When attendance is habitually low, it seriously diminishes the club’s effectiveness. The people who attend feel awkward, the creators and officers dejected. Nothing much can get done with only a few people there, so the meeting is, more often than not, short and stilted. It ends with plans to meet again next week.

This general lack of attendance and enthusiasm disincentivizes people from becoming active in the club. The ambience of disregard lends itself to a sense of pointlessness. No one wants to walk out in the cold only to find themselves sitting around in a quiet room for 15 minutes.

It is a vicious cycle — if no one shows up, nothing can get done, the effort will seem pointless and the club unproductive. Thus, at the next meeting, no one shows up. Once somebody makes the decision to skip a meeting, they join the campus-wide negative cycle that grips non-athletic, non-Greek extracurricular clubs.

What are students doing with their time? Everyone is always busy, busy, though it’s not as if they are doing all their reading for class. I’m mystified.

Addendum: An recently minted alumnus writes in:

I like that you pointed out Emily Albrecht’s article on low attendance in student organizations entitled: “Breaking the Loop”. What I find most interesting about the article is that it perpetuates a loop of an entirely different order.

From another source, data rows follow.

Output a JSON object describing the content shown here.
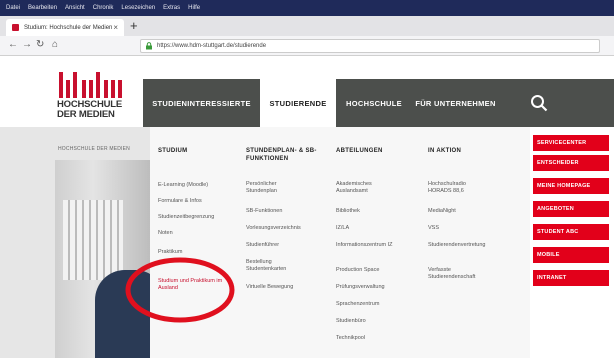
{
  "browser": {
    "menu": [
      "Datei",
      "Bearbeiten",
      "Ansicht",
      "Chronik",
      "Lesezeichen",
      "Extras",
      "Hilfe"
    ],
    "tab_title": "Studium: Hochschule der Medien",
    "url": "https://www.hdm-stuttgart.de/studierende"
  },
  "site": {
    "logo_text": [
      "HOCHSCHULE",
      "DER MEDIEN"
    ],
    "nav": [
      {
        "label": "STUDIENINTERESSIERTE"
      },
      {
        "label": "STUDIERENDE"
      },
      {
        "label": "HOCHSCHULE"
      },
      {
        "label": "FÜR UNTERNEHMEN"
      }
    ],
    "breadcrumb": "HOCHSCHULE DER MEDIEN",
    "mega": {
      "columns": [
        {
          "heading": "STUDIUM",
          "links": [
            "E-Learning (Moodle)",
            "Formulare & Infos",
            "Studienzeitbegrenzung",
            "Noten",
            "Praktikum",
            "Studium und Praktikum im Ausland"
          ]
        },
        {
          "heading": "STUNDENPLAN- & SB-FUNKTIONEN",
          "links": [
            "Persönlicher Stundenplan",
            "SB-Funktionen",
            "Vorlesungsverzeichnis",
            "Studienführer",
            "Bestellung Studentenkarten",
            "Virtuelle Bewegung"
          ]
        },
        {
          "heading": "ABTEILUNGEN",
          "links": [
            "Akademisches Auslandsamt",
            "Bibliothek",
            "IZ/LA",
            "Informationszentrum IZ",
            "Production Space",
            "Prüfungsverwaltung",
            "Sprachenzentrum",
            "Studienbüro",
            "Technikpool"
          ]
        },
        {
          "heading": "IN AKTION",
          "links": [
            "Hochschulradio HORADS 88,6",
            "MediaNight",
            "VSS",
            "Studierendenvertretung",
            "Verfasste Studierendenschaft"
          ]
        }
      ]
    },
    "quicklinks": [
      "SERVICECENTER",
      "ENTSCHEIDER",
      "MEINE HOMEPAGE",
      "ANGEBOTEN",
      "STUDENT ABC",
      "MOBILE",
      "INTRANET"
    ]
  },
  "colors": {
    "accent": "#e2001a",
    "nav_bg": "#4c4f4c",
    "browser_bar": "#1f2a5a"
  },
  "icons": {
    "search": "search-icon"
  }
}
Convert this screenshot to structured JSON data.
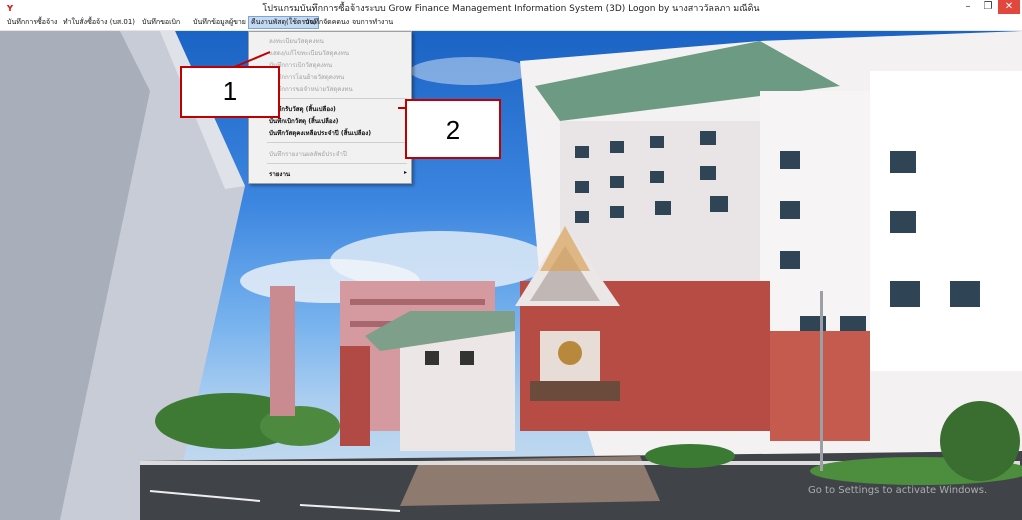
{
  "window": {
    "title": "โปรแกรมบันทึกการซื้อจ้างระบบ  Grow Finance Management Information System (3D) Logon by นางสาววัลลภา มณีดิน",
    "app_icon": "ʏ",
    "minimize_label": "–",
    "maximize_label": "❐",
    "close_label": "✕"
  },
  "menubar": {
    "items": [
      {
        "label": "บันทึกการซื้อจ้าง"
      },
      {
        "label": "ทำใบสั่งซื้อจ้าง (บส.01)"
      },
      {
        "label": "บันทึกขอเบิก"
      },
      {
        "label": "บันทึกข้อมูลผู้ขาย"
      },
      {
        "label": "คืนงานพัสดุ(ใช้ตรวจ)",
        "active": true
      },
      {
        "label": "บันทึกจัดคดนง"
      },
      {
        "label": "จบการทำงาน"
      }
    ]
  },
  "dropdown": {
    "items": [
      {
        "label": "ลงทะเบียนวัสดุคงทน",
        "enabled": false
      },
      {
        "label": "แสดง/แก้ไขทะเบียนวัสดุคงทน",
        "enabled": false
      },
      {
        "label": "บันทึกการเบิกวัสดุคงทน",
        "enabled": false
      },
      {
        "label": "บันทึกการโอนย้ายวัสดุคงทน",
        "enabled": false
      },
      {
        "label": "บันทึกการขอจำหน่ายวัสดุคงทน",
        "enabled": false
      },
      {
        "label": "บันทึกรับวัสดุ (สิ้นเปลือง)",
        "enabled": true
      },
      {
        "label": "บันทึกเบิกวัสดุ (สิ้นเปลือง)",
        "enabled": true
      },
      {
        "label": "บันทึกวัสดุคงเหลือประจำปี (สิ้นเปลือง)",
        "enabled": true
      },
      {
        "label": "บันทึกรายงานผลลัพธ์ประจำปี",
        "enabled": false
      },
      {
        "label": "รายงาน",
        "enabled": true,
        "submenu_arrow": "▸"
      }
    ]
  },
  "callouts": [
    {
      "number": "1"
    },
    {
      "number": "2"
    }
  ],
  "watermark": "Go to Settings to activate Windows.",
  "colors": {
    "accent_red": "#c00000",
    "close_button": "#e2473d",
    "menu_highlight": "#c4d9f2"
  }
}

Ms. Albrecht ultimately uses her article to call for the creation of an online calendar. Your more seasoned readers may remember that such a calendar system was in fact called for by previous Student Assembly president, Travis Green ‘08, on May 4, 2007:

“A centralized calendar and information resource — “The Green” — will provide announcements and advertisements for social events, programs, workshops, concerts, and service projects. Student Assembly has already been developing this idea. We will harness next year’s freshmen to fill it with information.”

Such a calendar was eventually created after considerable effort by Jason Laster ‘11. However the program proved to be unpopular and no one used it. Now “Our Green” inhabits the same digital graveyard as MySpace and Friendster.

A wise professor, who was himself a Dartmouth alumnus, once told me that the Dartmouth student body has no institutional memory after six years. Combined with fly-by-night administrators, this leads to a perpetual loop in social policies and campus issues.